David Perron is kind of a jerk.

Which, if you’re the Edmonton Oilers, is kind of awesome.

How long have they been looking for a guy who can play, who nobody really likes playing against? Probably since Esa Tikkanan left.

And Perron, with his hacking at goalies, fencing with opponents, face-washing and running his mouth, as much at home in a scrum as he is around the net, fits the shift-disturber role rather nicely.

And, by nicely, we mean a jerk.

“There are games where if it’s not going the way you like, you try to get yourself going, and sometimes it’s the other team that gets you going,” said Perron, who, like most good agitators, shifts the blame to the other guys. “They chirp you, and for some reason I love when the other team is yelling at me, I get going even more after that. It’s part of my style for sure.”

It’s a style that has Perron in the team lead with seven goals and, if you don’t count tough guy Luke Gazdic, has him leading all Oilers forwards in penalty minutes.

It’s just the way he’s wired. Been like that since he was a kid, chopping away at his older brother in household ball hockey games.

“I was always playing with him and his friends growing up. I hated to play with kids the same age as me, I thought they weren’t good enough. I always wanted to play with the older guys. I was doing the same stuff back then (as he does in the NHL) but no one ever jumped me because I was just a little brother.”

The one with the big mouth who carried his stick a little high.

“The competitive side of me has always been there. I was pretty crazy when I was growing up. I always wanted to win. I was probably the worst loser. I hate losing. We could drop a ball down the hallway and it would be who’s the first to get it. I would be really frustrated if I lost.

“It wasn’t always pleasant for my parents growing up, but here I am now, so hopefully it helped me along the way.”

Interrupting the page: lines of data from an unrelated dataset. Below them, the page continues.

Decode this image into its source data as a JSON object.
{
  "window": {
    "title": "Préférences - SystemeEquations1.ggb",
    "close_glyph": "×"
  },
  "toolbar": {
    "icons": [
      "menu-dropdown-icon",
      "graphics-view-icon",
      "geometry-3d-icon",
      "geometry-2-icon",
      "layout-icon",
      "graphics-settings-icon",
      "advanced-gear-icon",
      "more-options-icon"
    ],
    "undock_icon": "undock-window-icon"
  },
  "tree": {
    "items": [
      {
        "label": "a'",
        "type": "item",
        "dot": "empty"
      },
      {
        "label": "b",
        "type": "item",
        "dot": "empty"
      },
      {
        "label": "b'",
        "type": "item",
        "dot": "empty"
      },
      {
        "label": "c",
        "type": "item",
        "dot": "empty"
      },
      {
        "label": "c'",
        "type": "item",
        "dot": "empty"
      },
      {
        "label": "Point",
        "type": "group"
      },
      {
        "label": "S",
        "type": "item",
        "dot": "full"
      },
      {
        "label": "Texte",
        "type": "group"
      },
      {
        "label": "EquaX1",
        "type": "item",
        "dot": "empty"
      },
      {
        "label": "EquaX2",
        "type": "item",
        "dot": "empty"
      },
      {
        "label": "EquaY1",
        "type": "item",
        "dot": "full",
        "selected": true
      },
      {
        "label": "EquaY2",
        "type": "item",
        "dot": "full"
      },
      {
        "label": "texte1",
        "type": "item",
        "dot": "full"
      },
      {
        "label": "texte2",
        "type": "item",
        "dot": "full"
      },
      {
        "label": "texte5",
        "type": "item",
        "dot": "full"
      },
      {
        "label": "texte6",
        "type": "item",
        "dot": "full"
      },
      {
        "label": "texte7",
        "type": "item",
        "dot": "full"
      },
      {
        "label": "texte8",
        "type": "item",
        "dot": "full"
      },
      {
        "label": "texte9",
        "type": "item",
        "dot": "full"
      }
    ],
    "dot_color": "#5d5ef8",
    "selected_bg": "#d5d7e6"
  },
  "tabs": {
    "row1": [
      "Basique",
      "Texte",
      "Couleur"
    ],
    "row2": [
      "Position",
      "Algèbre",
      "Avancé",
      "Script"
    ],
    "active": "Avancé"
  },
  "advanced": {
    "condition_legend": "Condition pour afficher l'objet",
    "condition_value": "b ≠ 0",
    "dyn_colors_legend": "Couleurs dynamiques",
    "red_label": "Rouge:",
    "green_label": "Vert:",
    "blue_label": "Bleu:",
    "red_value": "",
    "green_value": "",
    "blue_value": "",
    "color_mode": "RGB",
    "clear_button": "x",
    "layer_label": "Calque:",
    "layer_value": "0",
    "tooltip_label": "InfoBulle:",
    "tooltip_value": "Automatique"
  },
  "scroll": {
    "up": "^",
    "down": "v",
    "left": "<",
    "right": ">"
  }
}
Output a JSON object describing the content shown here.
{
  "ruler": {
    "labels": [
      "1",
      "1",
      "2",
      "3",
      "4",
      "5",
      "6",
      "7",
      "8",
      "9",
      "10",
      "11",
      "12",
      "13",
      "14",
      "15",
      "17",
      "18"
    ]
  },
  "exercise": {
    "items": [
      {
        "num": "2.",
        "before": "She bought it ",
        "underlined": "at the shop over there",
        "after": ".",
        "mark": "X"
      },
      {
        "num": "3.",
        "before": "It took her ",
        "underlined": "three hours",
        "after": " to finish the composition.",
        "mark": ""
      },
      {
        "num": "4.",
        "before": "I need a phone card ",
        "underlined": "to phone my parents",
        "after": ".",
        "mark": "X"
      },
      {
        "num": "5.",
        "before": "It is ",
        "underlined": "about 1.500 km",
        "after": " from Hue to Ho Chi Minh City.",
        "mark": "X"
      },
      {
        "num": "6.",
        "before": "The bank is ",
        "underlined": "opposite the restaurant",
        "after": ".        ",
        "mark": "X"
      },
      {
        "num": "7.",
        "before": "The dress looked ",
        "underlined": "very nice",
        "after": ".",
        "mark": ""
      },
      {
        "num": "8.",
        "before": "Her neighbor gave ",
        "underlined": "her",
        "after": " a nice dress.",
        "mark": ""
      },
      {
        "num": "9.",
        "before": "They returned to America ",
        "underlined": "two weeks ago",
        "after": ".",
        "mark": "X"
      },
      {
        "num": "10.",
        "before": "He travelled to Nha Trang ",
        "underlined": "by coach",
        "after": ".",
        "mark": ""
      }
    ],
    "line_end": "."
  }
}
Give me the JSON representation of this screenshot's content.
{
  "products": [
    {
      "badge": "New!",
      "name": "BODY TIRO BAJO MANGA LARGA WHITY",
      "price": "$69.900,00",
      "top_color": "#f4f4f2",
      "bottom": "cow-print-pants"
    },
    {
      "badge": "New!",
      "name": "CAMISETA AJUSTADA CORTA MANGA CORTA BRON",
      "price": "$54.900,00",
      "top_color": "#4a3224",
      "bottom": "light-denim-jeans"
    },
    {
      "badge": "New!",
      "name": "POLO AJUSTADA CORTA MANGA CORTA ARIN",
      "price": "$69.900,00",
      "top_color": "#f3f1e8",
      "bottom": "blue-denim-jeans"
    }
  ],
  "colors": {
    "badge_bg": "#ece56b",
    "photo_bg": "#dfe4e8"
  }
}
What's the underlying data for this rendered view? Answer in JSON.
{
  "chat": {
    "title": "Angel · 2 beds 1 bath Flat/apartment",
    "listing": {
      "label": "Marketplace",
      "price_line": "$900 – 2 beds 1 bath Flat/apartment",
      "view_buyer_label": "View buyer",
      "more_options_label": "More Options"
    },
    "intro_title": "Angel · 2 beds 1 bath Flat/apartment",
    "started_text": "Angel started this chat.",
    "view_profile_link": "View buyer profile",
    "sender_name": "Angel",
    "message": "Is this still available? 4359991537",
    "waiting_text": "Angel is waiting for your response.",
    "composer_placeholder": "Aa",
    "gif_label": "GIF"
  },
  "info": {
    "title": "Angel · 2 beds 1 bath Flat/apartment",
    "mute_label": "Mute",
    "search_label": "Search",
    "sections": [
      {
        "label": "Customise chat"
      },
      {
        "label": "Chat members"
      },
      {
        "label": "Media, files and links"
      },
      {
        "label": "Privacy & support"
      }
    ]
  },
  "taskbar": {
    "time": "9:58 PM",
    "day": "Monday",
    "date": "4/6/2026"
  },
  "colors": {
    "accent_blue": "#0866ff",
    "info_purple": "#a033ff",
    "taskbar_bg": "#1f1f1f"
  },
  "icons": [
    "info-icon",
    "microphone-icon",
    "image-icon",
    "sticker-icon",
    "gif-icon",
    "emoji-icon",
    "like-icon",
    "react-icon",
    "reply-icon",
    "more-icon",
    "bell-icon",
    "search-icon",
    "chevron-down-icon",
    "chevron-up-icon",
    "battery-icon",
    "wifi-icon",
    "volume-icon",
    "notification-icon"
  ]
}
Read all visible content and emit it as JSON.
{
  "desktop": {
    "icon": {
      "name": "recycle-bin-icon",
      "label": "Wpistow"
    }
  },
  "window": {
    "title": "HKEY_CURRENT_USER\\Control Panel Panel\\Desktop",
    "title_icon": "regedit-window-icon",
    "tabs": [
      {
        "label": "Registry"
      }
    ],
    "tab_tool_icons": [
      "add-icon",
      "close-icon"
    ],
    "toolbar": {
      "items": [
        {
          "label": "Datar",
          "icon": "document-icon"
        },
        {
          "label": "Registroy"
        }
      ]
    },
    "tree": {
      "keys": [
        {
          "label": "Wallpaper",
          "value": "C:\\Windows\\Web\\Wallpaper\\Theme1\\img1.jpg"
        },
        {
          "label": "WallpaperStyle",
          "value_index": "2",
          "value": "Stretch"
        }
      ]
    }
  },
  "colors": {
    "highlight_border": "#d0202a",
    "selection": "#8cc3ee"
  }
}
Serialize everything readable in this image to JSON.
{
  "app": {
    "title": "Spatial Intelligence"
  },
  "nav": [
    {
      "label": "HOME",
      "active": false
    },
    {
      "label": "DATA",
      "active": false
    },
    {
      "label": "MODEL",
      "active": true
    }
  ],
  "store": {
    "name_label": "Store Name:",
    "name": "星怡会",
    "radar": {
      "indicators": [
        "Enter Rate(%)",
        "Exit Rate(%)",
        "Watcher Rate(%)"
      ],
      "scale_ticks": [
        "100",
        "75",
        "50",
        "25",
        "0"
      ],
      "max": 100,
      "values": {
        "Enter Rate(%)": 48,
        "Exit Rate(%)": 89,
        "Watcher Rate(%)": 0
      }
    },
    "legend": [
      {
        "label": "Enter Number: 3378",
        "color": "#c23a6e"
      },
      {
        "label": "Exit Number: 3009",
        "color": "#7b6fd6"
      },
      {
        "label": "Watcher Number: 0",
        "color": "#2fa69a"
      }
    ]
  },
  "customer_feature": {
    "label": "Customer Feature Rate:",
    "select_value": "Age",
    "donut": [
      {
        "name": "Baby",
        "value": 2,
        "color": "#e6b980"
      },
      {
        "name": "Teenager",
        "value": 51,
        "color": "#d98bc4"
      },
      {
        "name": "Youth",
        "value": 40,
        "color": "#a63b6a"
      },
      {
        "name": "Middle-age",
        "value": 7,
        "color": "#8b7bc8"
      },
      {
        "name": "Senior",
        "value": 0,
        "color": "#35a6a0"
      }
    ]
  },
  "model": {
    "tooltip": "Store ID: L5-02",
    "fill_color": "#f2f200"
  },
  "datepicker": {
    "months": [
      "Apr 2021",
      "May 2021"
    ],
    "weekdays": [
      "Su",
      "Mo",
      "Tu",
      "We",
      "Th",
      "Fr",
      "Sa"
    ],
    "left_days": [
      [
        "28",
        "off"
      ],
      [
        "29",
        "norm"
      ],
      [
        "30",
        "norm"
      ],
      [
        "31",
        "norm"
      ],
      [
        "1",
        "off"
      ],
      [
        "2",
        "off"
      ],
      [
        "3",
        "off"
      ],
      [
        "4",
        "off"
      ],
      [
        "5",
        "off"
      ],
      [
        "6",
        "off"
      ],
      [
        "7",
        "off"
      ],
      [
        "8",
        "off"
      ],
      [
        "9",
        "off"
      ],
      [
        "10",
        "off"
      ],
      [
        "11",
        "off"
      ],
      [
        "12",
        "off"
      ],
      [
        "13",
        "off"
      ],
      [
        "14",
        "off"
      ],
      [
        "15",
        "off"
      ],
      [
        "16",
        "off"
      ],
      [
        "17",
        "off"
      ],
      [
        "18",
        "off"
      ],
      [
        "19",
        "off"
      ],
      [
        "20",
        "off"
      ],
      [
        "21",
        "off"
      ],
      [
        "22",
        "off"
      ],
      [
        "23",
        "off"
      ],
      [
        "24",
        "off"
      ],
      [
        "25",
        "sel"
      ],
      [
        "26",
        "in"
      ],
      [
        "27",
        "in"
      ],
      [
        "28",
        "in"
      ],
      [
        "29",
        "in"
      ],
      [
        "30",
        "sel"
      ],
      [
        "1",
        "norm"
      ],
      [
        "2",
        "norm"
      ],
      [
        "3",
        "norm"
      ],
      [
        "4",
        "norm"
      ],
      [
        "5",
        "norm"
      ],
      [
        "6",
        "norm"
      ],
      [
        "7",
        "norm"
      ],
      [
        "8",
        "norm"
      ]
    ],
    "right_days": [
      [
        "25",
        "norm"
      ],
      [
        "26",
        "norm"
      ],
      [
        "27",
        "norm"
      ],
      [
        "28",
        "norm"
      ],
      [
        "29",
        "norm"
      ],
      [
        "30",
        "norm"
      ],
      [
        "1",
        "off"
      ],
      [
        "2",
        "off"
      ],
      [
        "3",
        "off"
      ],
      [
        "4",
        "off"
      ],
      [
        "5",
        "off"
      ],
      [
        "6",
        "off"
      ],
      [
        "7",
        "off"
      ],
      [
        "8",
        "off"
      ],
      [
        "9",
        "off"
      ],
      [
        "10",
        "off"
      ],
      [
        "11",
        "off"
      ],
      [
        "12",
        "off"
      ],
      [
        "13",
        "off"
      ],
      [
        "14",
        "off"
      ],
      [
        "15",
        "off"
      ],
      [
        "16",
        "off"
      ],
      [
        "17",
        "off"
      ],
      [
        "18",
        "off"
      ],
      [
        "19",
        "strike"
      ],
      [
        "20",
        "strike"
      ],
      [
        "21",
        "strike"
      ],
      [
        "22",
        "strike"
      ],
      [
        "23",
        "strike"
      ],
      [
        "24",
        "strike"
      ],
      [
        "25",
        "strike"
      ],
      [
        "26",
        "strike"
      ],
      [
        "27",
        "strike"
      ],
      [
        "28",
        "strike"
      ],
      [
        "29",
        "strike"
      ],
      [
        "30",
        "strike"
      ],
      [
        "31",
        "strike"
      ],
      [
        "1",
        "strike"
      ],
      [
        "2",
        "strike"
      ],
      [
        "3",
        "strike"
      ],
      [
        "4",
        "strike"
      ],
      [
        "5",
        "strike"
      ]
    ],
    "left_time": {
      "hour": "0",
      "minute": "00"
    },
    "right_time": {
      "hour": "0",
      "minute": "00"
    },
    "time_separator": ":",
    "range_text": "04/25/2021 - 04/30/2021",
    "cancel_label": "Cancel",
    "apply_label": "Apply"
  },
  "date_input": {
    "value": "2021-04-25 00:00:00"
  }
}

It never hurts to play with a bit of an edge. Ask any coach.

“When he’s moving his feet and finishing his checks and playing a little bit of an agitating game, he’s very effective,” said Dallas Eakins. “It’s almost like his hands light up, too.”

He and his linemates — Ryan Smyth and Boyd Gordon — have been at the forefront of Edmonton’s recent surge. They’ve been on for four goals in the last two games, and Perron’s been out there for two more on the power play.

“I’ve wanted to play with Perron for quite some time,” said Smyth. “He has an ability to hold onto the puck, and a guy or two, and still find ways to get a shot off or make plays. He’s a guy who’s not afraid to get in the corners. And you’ve got puck possession with Gordo winning the draws. I think the chemistry is going well. We get greasy.”